Эрик что-то недовольно буркнул в ответ. Я, крадучись, пробежала между лошадей, подбираясь поближе к костру, потому что речь явно шла обо мне.

— И все же, неужели именно она? — с сомнением поддержал Эрика один из рыцарей — сэр Лаэрд, я узнала его — накануне он подходил ко мне с букетиком из ярких цветков бессмертника.

— Без сомнения. Варла не может ошибиться. Эта девица — та, что нужна нашему королю, — ответил сэр Раскел таким тоном, что даже если бы я не видела и не слышала его раньше, сейчас все равно возненавидела бы. — И уверяю вас, она не так мила и нежна, как кажется.
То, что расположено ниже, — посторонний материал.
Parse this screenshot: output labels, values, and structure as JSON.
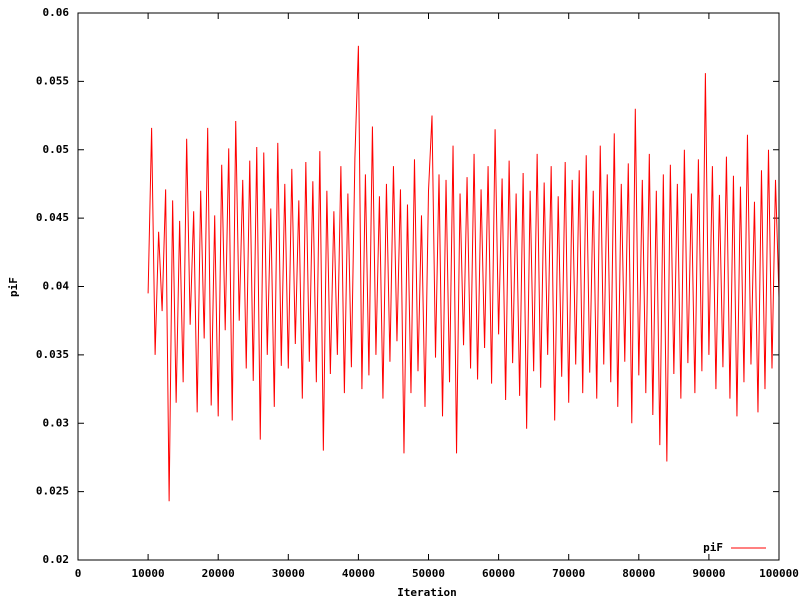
{
  "chart_data": {
    "type": "line",
    "xlabel": "Iteration",
    "ylabel": "piF",
    "xlim": [
      0,
      100000
    ],
    "xticks": [
      0,
      10000,
      20000,
      30000,
      40000,
      50000,
      60000,
      70000,
      80000,
      90000,
      100000
    ],
    "ylim": [
      0.02,
      0.06
    ],
    "yticks": [
      0.02,
      0.025,
      0.03,
      0.035,
      0.04,
      0.045,
      0.05,
      0.055,
      0.06
    ],
    "legend": "lower right",
    "x": [
      10000,
      10500,
      11000,
      11500,
      12000,
      12500,
      13000,
      13500,
      14000,
      14500,
      15000,
      15500,
      16000,
      16500,
      17000,
      17500,
      18000,
      18500,
      19000,
      19500,
      20000,
      20500,
      21000,
      21500,
      22000,
      22500,
      23000,
      23500,
      24000,
      24500,
      25000,
      25500,
      26000,
      26500,
      27000,
      27500,
      28000,
      28500,
      29000,
      29500,
      30000,
      30500,
      31000,
      31500,
      32000,
      32500,
      33000,
      33500,
      34000,
      34500,
      35000,
      35500,
      36000,
      36500,
      37000,
      37500,
      38000,
      38500,
      39000,
      39500,
      40000,
      40500,
      41000,
      41500,
      42000,
      42500,
      43000,
      43500,
      44000,
      44500,
      45000,
      45500,
      46000,
      46500,
      47000,
      47500,
      48000,
      48500,
      49000,
      49500,
      50000,
      50500,
      51000,
      51500,
      52000,
      52500,
      53000,
      53500,
      54000,
      54500,
      55000,
      55500,
      56000,
      56500,
      57000,
      57500,
      58000,
      58500,
      59000,
      59500,
      60000,
      60500,
      61000,
      61500,
      62000,
      62500,
      63000,
      63500,
      64000,
      64500,
      65000,
      65500,
      66000,
      66500,
      67000,
      67500,
      68000,
      68500,
      69000,
      69500,
      70000,
      70500,
      71000,
      71500,
      72000,
      72500,
      73000,
      73500,
      74000,
      74500,
      75000,
      75500,
      76000,
      76500,
      77000,
      77500,
      78000,
      78500,
      79000,
      79500,
      80000,
      80500,
      81000,
      81500,
      82000,
      82500,
      83000,
      83500,
      84000,
      84500,
      85000,
      85500,
      86000,
      86500,
      87000,
      87500,
      88000,
      88500,
      89000,
      89500,
      90000,
      90500,
      91000,
      91500,
      92000,
      92500,
      93000,
      93500,
      94000,
      94500,
      95000,
      95500,
      96000,
      96500,
      97000,
      97500,
      98000,
      98500,
      99000,
      99500,
      100000
    ],
    "series": [
      {
        "name": "piF",
        "color": "#ff0000",
        "values": [
          0.0395,
          0.0516,
          0.035,
          0.044,
          0.0382,
          0.0471,
          0.0243,
          0.0463,
          0.0315,
          0.0448,
          0.033,
          0.0508,
          0.0372,
          0.0455,
          0.0308,
          0.047,
          0.0362,
          0.0516,
          0.0313,
          0.0452,
          0.0305,
          0.0489,
          0.0368,
          0.0501,
          0.0302,
          0.0521,
          0.0375,
          0.0478,
          0.034,
          0.0492,
          0.0331,
          0.0502,
          0.0288,
          0.0498,
          0.035,
          0.0457,
          0.0312,
          0.0505,
          0.0342,
          0.0475,
          0.034,
          0.0486,
          0.0358,
          0.0463,
          0.0318,
          0.0491,
          0.0345,
          0.0477,
          0.033,
          0.0499,
          0.028,
          0.047,
          0.0336,
          0.0455,
          0.035,
          0.0488,
          0.0322,
          0.0468,
          0.0341,
          0.0494,
          0.0576,
          0.0325,
          0.0482,
          0.0335,
          0.0517,
          0.035,
          0.0466,
          0.0318,
          0.0475,
          0.0345,
          0.0488,
          0.036,
          0.0471,
          0.0278,
          0.046,
          0.0322,
          0.0493,
          0.0338,
          0.0452,
          0.0312,
          0.047,
          0.0525,
          0.0348,
          0.0482,
          0.0305,
          0.0478,
          0.033,
          0.0503,
          0.0278,
          0.0468,
          0.0357,
          0.048,
          0.034,
          0.0497,
          0.0332,
          0.0471,
          0.0355,
          0.0488,
          0.0329,
          0.0515,
          0.0365,
          0.0479,
          0.0317,
          0.0492,
          0.0344,
          0.0468,
          0.032,
          0.0483,
          0.0296,
          0.047,
          0.0338,
          0.0497,
          0.0326,
          0.0476,
          0.035,
          0.0488,
          0.0302,
          0.0466,
          0.0334,
          0.0491,
          0.0315,
          0.0478,
          0.0343,
          0.0485,
          0.0322,
          0.0496,
          0.0337,
          0.047,
          0.0318,
          0.0503,
          0.0343,
          0.0482,
          0.033,
          0.0512,
          0.0312,
          0.0475,
          0.0345,
          0.049,
          0.03,
          0.053,
          0.0335,
          0.0478,
          0.0322,
          0.0497,
          0.0306,
          0.047,
          0.0284,
          0.0482,
          0.0272,
          0.0489,
          0.0336,
          0.0475,
          0.0318,
          0.05,
          0.0344,
          0.0468,
          0.0322,
          0.0493,
          0.0338,
          0.0556,
          0.035,
          0.0488,
          0.0325,
          0.0467,
          0.0341,
          0.0495,
          0.0318,
          0.0481,
          0.0305,
          0.0473,
          0.033,
          0.0511,
          0.0343,
          0.0462,
          0.0308,
          0.0485,
          0.0325,
          0.05,
          0.034,
          0.0478,
          0.0392
        ]
      }
    ]
  }
}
— Невозможно!.. — воспротивился Эрик. — Она нежна, как майское солнышко…

— Э-э, друг, да тебе, никак, голову напекло, — пошутил кто-то.

— Угомонитесь! — вмешался сэр Раскел. — Ты, Эрик, и ты, Бриенн! Не говорите о королеве в таком тоне. Но сэр Бриенн все же что-то добавил, потому что Эрик огрызнулся:

— Не умничай! Тебя это не касается!

— Ого! Господа, Эрик нашел даму сердца, — пошутил Бриенн. Я возненавидела и его после этой фразы.

— Не твое дело! — голос у Эрика сорвался от злости.

Сэр Раскел снова строго напомнил всем о необходимости болтать поменьше.

Кто-то достал лютню и забренчал веселую песенку, от костра отделились две тени и пошли к лошадям. Я затаилась, потому что мне совсем не хотелось, чтобы меня застали за таким недостойным занятием, как подслушивание, а спустя пару минут и вовсе готова была провалиться сквозь землю — проверить лошадей подошли сэр Раскел и… сэр Эдейл. Они остановились шагах в пяти от меня, и я боялась пошевелиться, чтобы не быть обнаруженной. В темноте, вне светлого круга от костра, они могли меня не заметить, и я очень на это рассчитывала.

— Тебя что-то тревожит? — хмуро спросил сэр Раскел, когда они остановились возле гнедого жеребца.

— Руж неспокоен, — ответил Рэндел и погладил жеребца по холке.

Конь и в самом деле переступал копытами и мотал головой, пытаясь освободиться от пут.